Gebet
Als Bruder Bruno eines Nachts betete, fühlte er sich durch das Quaken eines Ochsenfrosches gestört. Er versuchte, es nicht zu beachten, doch umsonst. Wütend schrie er aus den Fenster: „Ruhe, ich bete gerade.“
Bruder Bruno war ein Heiliger und so wurde sein Befehl sofort befolgt. Alle Kreatur verstummte, damit eine dem Gebet dienliche Stille einkehren konnte.

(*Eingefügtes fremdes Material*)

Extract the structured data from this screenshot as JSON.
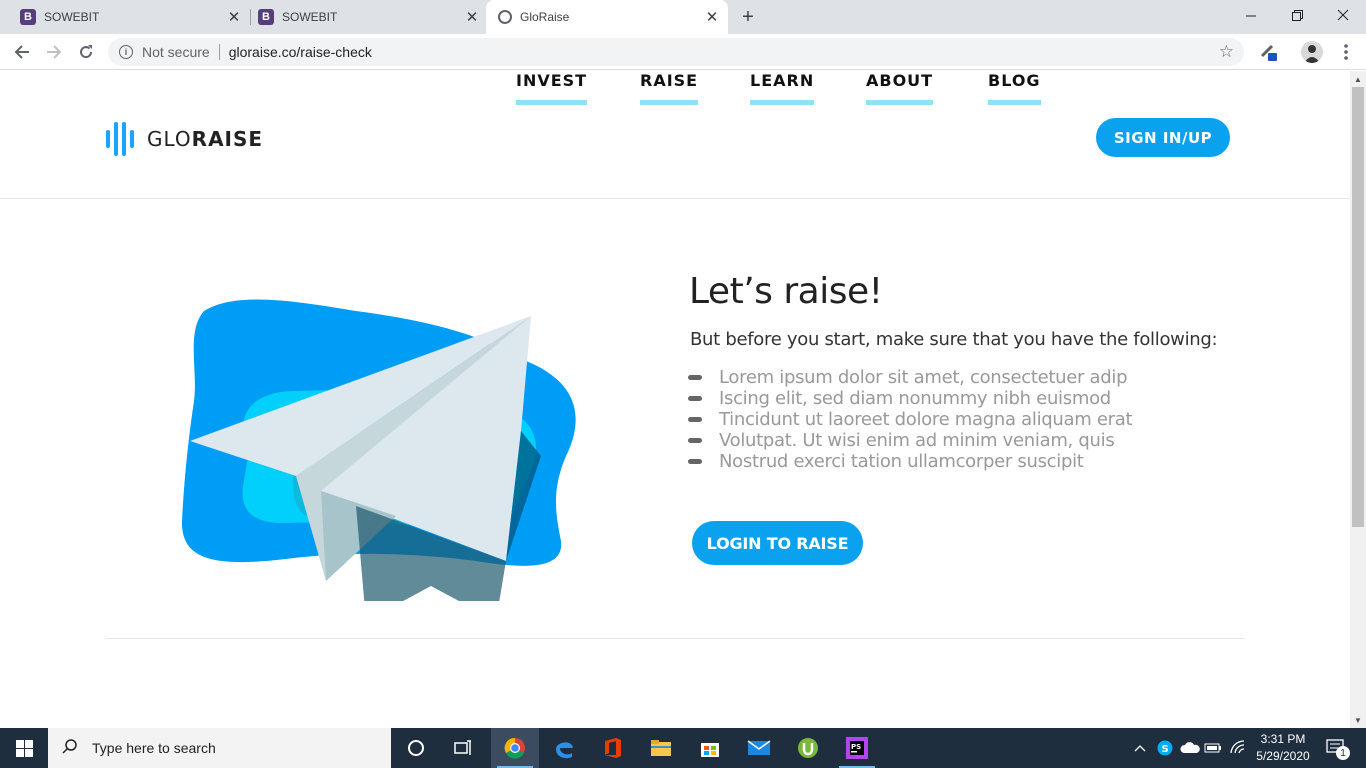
{
  "browser": {
    "tabs": [
      {
        "title": "SOWEBIT",
        "favicon": "B",
        "active": false
      },
      {
        "title": "SOWEBIT",
        "favicon": "B",
        "active": false
      },
      {
        "title": "GloRaise",
        "favicon": "globe-icon",
        "active": true
      }
    ],
    "close_glyph": "✕",
    "new_tab_glyph": "+",
    "security_label": "Not secure",
    "url": "gloraise.co/raise-check"
  },
  "site": {
    "logo": {
      "light": "GLO",
      "bold": "RAISE"
    },
    "nav": [
      "INVEST",
      "RAISE",
      "LEARN",
      "ABOUT",
      "BLOG"
    ],
    "signin_label": "SIGN IN/UP",
    "accent_color": "#0aa2ee",
    "underline_color": "#8ee4f7"
  },
  "hero": {
    "headline": "Let’s raise!",
    "intro": "But before you start, make sure that you have the following:",
    "requirements": [
      "Lorem ipsum dolor sit amet, consectetuer adip",
      "Iscing elit, sed diam nonummy nibh euismod",
      "Tincidunt ut laoreet dolore magna aliquam erat",
      "Volutpat. Ut wisi enim ad minim veniam, quis",
      "Nostrud exerci tation ullamcorper suscipit"
    ],
    "cta_label": "LOGIN TO RAISE"
  },
  "taskbar": {
    "search_placeholder": "Type here to search",
    "time": "3:31 PM",
    "date": "5/29/2020",
    "notification_count": "1",
    "apps": [
      "cortana-icon",
      "task-view-icon",
      "chrome-icon",
      "edge-icon",
      "office-icon",
      "file-explorer-icon",
      "store-icon",
      "mail-icon",
      "utorrent-icon",
      "phpstorm-icon"
    ]
  }
}
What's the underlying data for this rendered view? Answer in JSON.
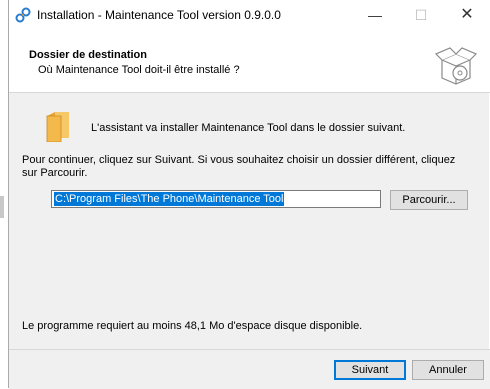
{
  "window": {
    "title": "Installation - Maintenance Tool version 0.9.0.0",
    "controls": {
      "minimize": "—",
      "maximize": "☐",
      "close": "✕"
    }
  },
  "header": {
    "title": "Dossier de destination",
    "subtitle": "Où Maintenance Tool doit-il être installé ?"
  },
  "body": {
    "intro": "L'assistant va installer Maintenance Tool dans le dossier suivant.",
    "instruction": "Pour continuer, cliquez sur Suivant. Si vous souhaitez choisir un dossier différent, cliquez sur Parcourir.",
    "path_value": "C:\\Program Files\\The Phone\\Maintenance Tool",
    "browse_label": "Parcourir...",
    "space_required": "Le programme requiert au moins 48,1 Mo d'espace disque disponible."
  },
  "footer": {
    "next_label": "Suivant",
    "cancel_label": "Annuler"
  },
  "colors": {
    "selection": "#0078d7",
    "folder": "#f3b94a"
  }
}
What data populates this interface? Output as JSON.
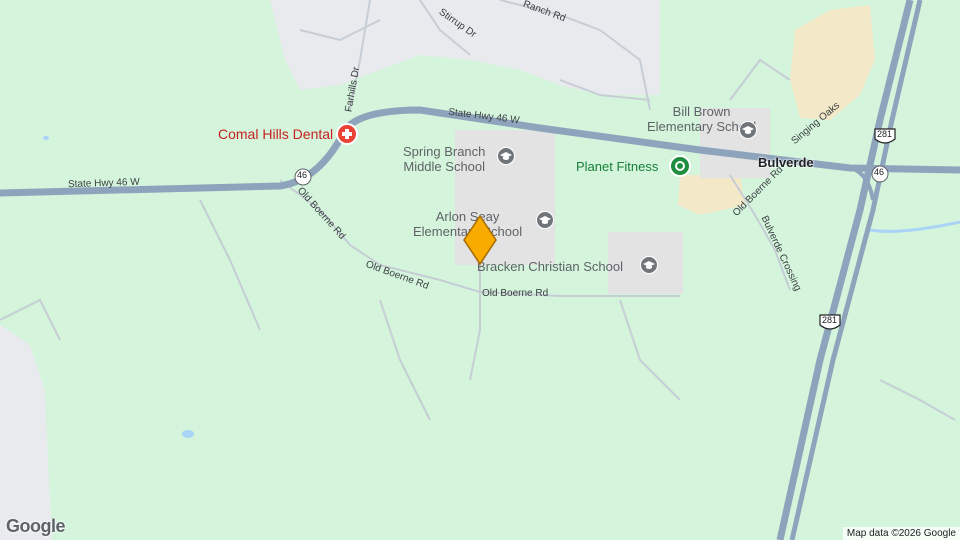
{
  "map": {
    "colors": {
      "land": "#d4f5dc",
      "urban": "#e8eaed",
      "campus": "#e3e3e3",
      "commercial": "#f3e8c8",
      "highway": "#8ea4bc",
      "road": "#c6cdd5",
      "water": "#aad3f7",
      "pin": "#f9ab00"
    },
    "pois": {
      "dental": {
        "label": "Comal Hills Dental",
        "icon": "medical-cross-icon"
      },
      "spring_branch_line1": "Spring Branch",
      "spring_branch_line2": "Middle School",
      "arlon_line1": "Arlon Seay",
      "arlon_line2": "Elementary School",
      "bill_brown_line1": "Bill Brown",
      "bill_brown_line2": "Elementary School",
      "planet_fitness": "Planet Fitness",
      "bracken": "Bracken Christian School"
    },
    "roads": {
      "hwy46_west": "State Hwy 46 W",
      "hwy46_east": "State Hwy 46 W",
      "old_boerne_1": "Old Boerne Rd",
      "old_boerne_2": "Old Boerne Rd",
      "old_boerne_3": "Old Boerne Rd",
      "old_boerne_east": "Old Boerne Rd",
      "farhills": "Farhills Dr",
      "stirrup": "Stirrup Dr",
      "ranch": "Ranch Rd",
      "singing_oaks": "Singing Oaks",
      "bulverde_crossing": "Bulverde Crossing"
    },
    "shields": {
      "s46_a": "46",
      "s46_b": "46",
      "s281_a": "281",
      "s281_b": "281"
    },
    "town": "Bulverde",
    "attribution": "Map data ©2026 Google",
    "logo": "Google"
  }
}
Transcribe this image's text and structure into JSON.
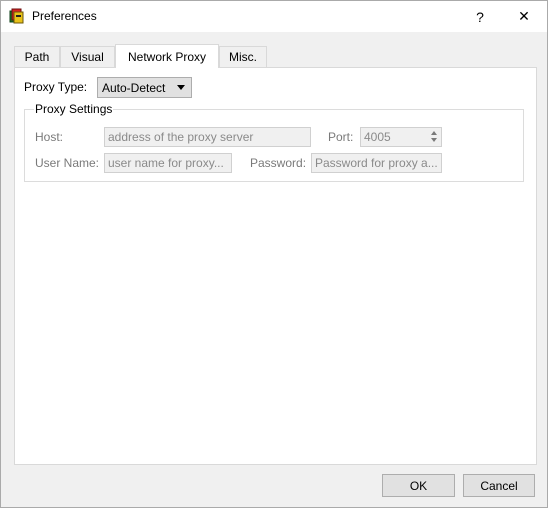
{
  "window": {
    "title": "Preferences"
  },
  "titlebar": {
    "help_label": "?",
    "close_label": "✕"
  },
  "tabs": [
    {
      "label": "Path"
    },
    {
      "label": "Visual"
    },
    {
      "label": "Network Proxy"
    },
    {
      "label": "Misc."
    }
  ],
  "proxy": {
    "type_label": "Proxy Type:",
    "type_value": "Auto-Detect",
    "settings_title": "Proxy Settings",
    "host_label": "Host:",
    "host_placeholder": "address of the proxy server",
    "port_label": "Port:",
    "port_value": "4005",
    "username_label": "User Name:",
    "username_placeholder": "user name for proxy...",
    "password_label": "Password:",
    "password_placeholder": "Password for proxy a..."
  },
  "buttons": {
    "ok_label": "OK",
    "cancel_label": "Cancel"
  },
  "icons": {
    "app": "preferences-app-icon",
    "dropdown": "chevron-down-icon",
    "spinner": "spinner-arrows-icon"
  },
  "colors": {
    "panel_bg": "#ffffff",
    "window_bg": "#f0f0f0",
    "disabled_text": "#7a7a7a"
  }
}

Aber nun drängte sich ein anderer Laut in Brunos Gebete – eine innere Stimme, die ihm sagte: „Vielleicht gefällt Gott das Quaken dieses Frosches genauso wie der Gesang deiner Psalmen?“
„Was kann Gott am Quaken eines Frosches gefallen?“, erwiderte Bruder Bruno spöttisch.
Doch die Stimme gab nicht auf. „Warum glaubst du, hat Gott diesen Laut erschaffen?“
Bruno beschloss, eben dies herauszufinden.
Er beugte sich aus dem Fenster und befahl: „Sing!“ Das bedächtige Gequake des Frosches erfüllte die Luft und wurde von allen Fröschen der Nachbarschaft vielstimmig aufgenommen. Und als Bruder Bruno die Laute auf sich wirken ließ, klangen die Stimmen, da er sich nicht länger gegen sie sträubte, durchaus nicht mehr schrill, sondern verschönerten tatsächlich die nächtliche Stille.
Diese Entdeckung brachte Bruder Brunos Herz in Einklang mit dem Universum und er verstand zum ersten Mal in seinem Leben, was beten heißt.